Today everyone has heard of blockchain, but blockchain is just one form of distributed ledger. A blockchain is essentially a shared database filled with entries that must be confirmed and encrypted. It is like a highly secure and verified live working document, each document entry/reiteration/minor version dependent on a logical relationship to all its predecessors. Although blockchain is a sequence of blocks, distributed ledgers do not require such a chain, a distributed ledger is decentralized to eliminate the need for a central authority.

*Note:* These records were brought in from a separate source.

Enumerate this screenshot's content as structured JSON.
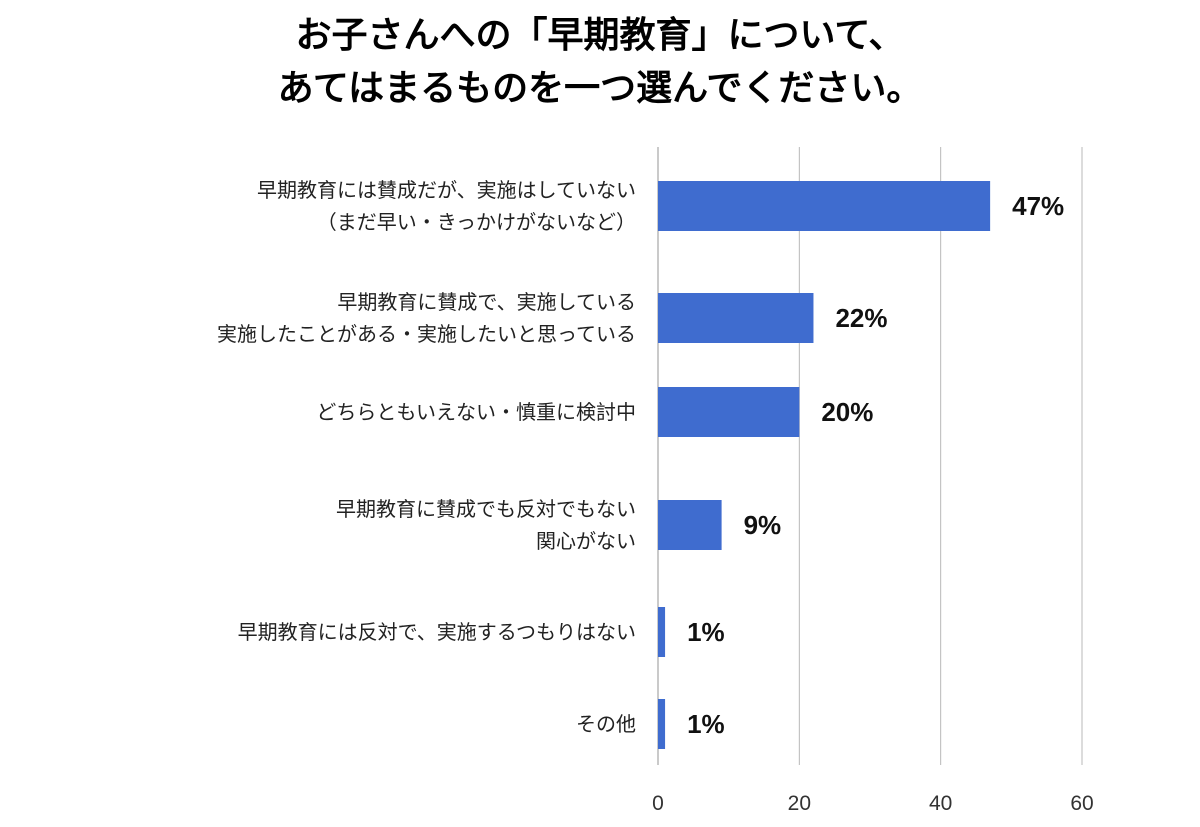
{
  "chart_data": {
    "type": "bar",
    "orientation": "horizontal",
    "title_lines": [
      "お子さんへの「早期教育」について、",
      "あてはまるものを一つ選んでください。"
    ],
    "categories": [
      [
        "早期教育には賛成だが、実施はしていない",
        "（まだ早い・きっかけがないなど）"
      ],
      [
        "早期教育に賛成で、実施している",
        "実施したことがある・実施したいと思っている"
      ],
      [
        "どちらともいえない・慎重に検討中"
      ],
      [
        "早期教育に賛成でも反対でもない",
        "関心がない"
      ],
      [
        "早期教育には反対で、実施するつもりはない"
      ],
      [
        "その他"
      ]
    ],
    "values": [
      47,
      22,
      20,
      9,
      1,
      1
    ],
    "data_labels": [
      "47%",
      "22%",
      "20%",
      "9%",
      "1%",
      "1%"
    ],
    "xlim": [
      0,
      60
    ],
    "xticks": [
      "0",
      "20",
      "40",
      "60"
    ],
    "grid": true,
    "bar_color": "#3f6ccf",
    "grid_color": "#b8b8b8"
  }
}
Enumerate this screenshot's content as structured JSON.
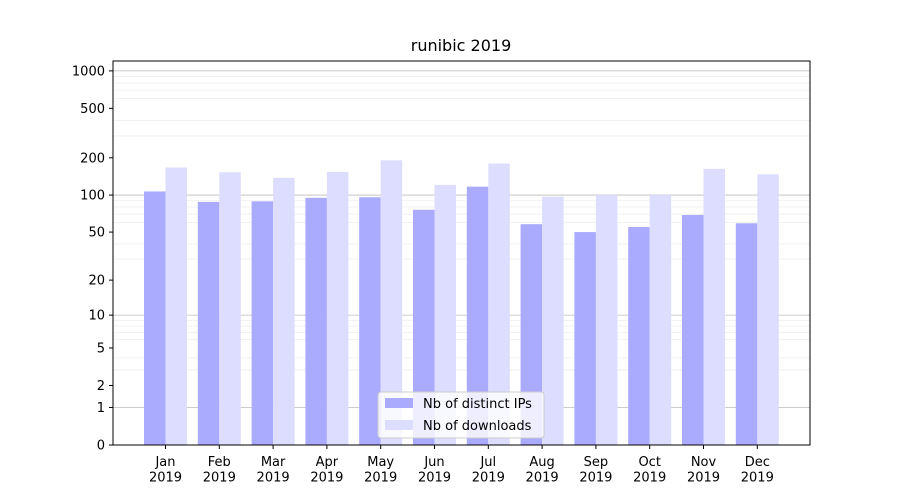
{
  "chart_data": {
    "type": "bar",
    "title": "runibic 2019",
    "xlabel": "",
    "ylabel": "",
    "yscale": "log1p",
    "ylim": [
      0,
      1200
    ],
    "yticks": [
      0,
      1,
      2,
      5,
      10,
      20,
      50,
      100,
      200,
      500,
      1000
    ],
    "ytick_labels": [
      "0",
      "1",
      "2",
      "5",
      "10",
      "20",
      "50",
      "100",
      "200",
      "500",
      "1000"
    ],
    "grid": "horizontal",
    "legend_position": "bottom-center",
    "categories": [
      "Jan 2019",
      "Feb 2019",
      "Mar 2019",
      "Apr 2019",
      "May 2019",
      "Jun 2019",
      "Jul 2019",
      "Aug 2019",
      "Sep 2019",
      "Oct 2019",
      "Nov 2019",
      "Dec 2019"
    ],
    "category_labels": [
      [
        "Jan",
        "2019"
      ],
      [
        "Feb",
        "2019"
      ],
      [
        "Mar",
        "2019"
      ],
      [
        "Apr",
        "2019"
      ],
      [
        "May",
        "2019"
      ],
      [
        "Jun",
        "2019"
      ],
      [
        "Jul",
        "2019"
      ],
      [
        "Aug",
        "2019"
      ],
      [
        "Sep",
        "2019"
      ],
      [
        "Oct",
        "2019"
      ],
      [
        "Nov",
        "2019"
      ],
      [
        "Dec",
        "2019"
      ]
    ],
    "series": [
      {
        "name": "Nb of distinct IPs",
        "color": "#aaaaff",
        "values": [
          107,
          88,
          89,
          95,
          96,
          76,
          117,
          58,
          50,
          55,
          69,
          59
        ]
      },
      {
        "name": "Nb of downloads",
        "color": "#ddddff",
        "values": [
          167,
          153,
          138,
          154,
          191,
          121,
          180,
          97,
          100,
          100,
          163,
          147
        ]
      }
    ]
  }
}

Reference data is a major challenge for corporations, be it a financial services business, a utilities company or a telecommunications service provider, the need to support consumer demand, comply to legislation and regulatory requirements, in parallel look to automation and the replacement of legacy IT systems to improve business efficiency. The myriad of legacy and newly implemented systems within these businesses mean that they each have their own unique and proprietary records, inevitably this means costly inconsistencies that are not reconciled across the entire business and operations. Without correct reconciliation, this could affect billing accuracy, service quality, financial reporting, regulatory requirements that could either directly impact the consumer experience, corporate profitability, company reputation as well regulatory penalties.
With a distributed ledger model, participants could interact with reference data after distribution, with any proposed changes requiring validation by the underwriter to ensure the ledger provided a single, indisputable record of all data related to the entity. Such technology could be used to allow IT, business, operations and network management to view in real-time which parties on the ledger have created, issued or proposed amendments to the data record. Using distributed ledger technology as a shared reference data management backbone could make practical sense providing the additional aspect of reference data lineage and data origin, and what happens to it over time. A benefit when looking at analytics and insights from the data.
Quality of data has continually grown in importance and relevance in past years as the reliance of data to make insights and differentiate the business in highly competitive, fast changing industries such as telecommunications. Many industries still rely on legacy systems and processes for their back-office activities - often through manual procedures to manage and repair inaccurate and vague reference data whilst continually undertaking large transformation projects to update and replace these ageing systems.
With many telecommunications organisations working across multiple regions, countries and continents, and looking to maintain ‘one network’ environments, migrating this function to a cloud environment makes further practical sense.
Reducing the need for duplicate reference data costs and improving data latency, will ultimately lower costs and reduce operational risks across the business. Removing the need to reconcile multiple copies of data with a sophisticated and agile solution in the cloud will remove the headache caused by working with a hybrid of legacy systems and processes whilst adopting new transformation technologies and services which many telecommunications service providers have to reluctantly accept is their 'modus operandi' for the near future.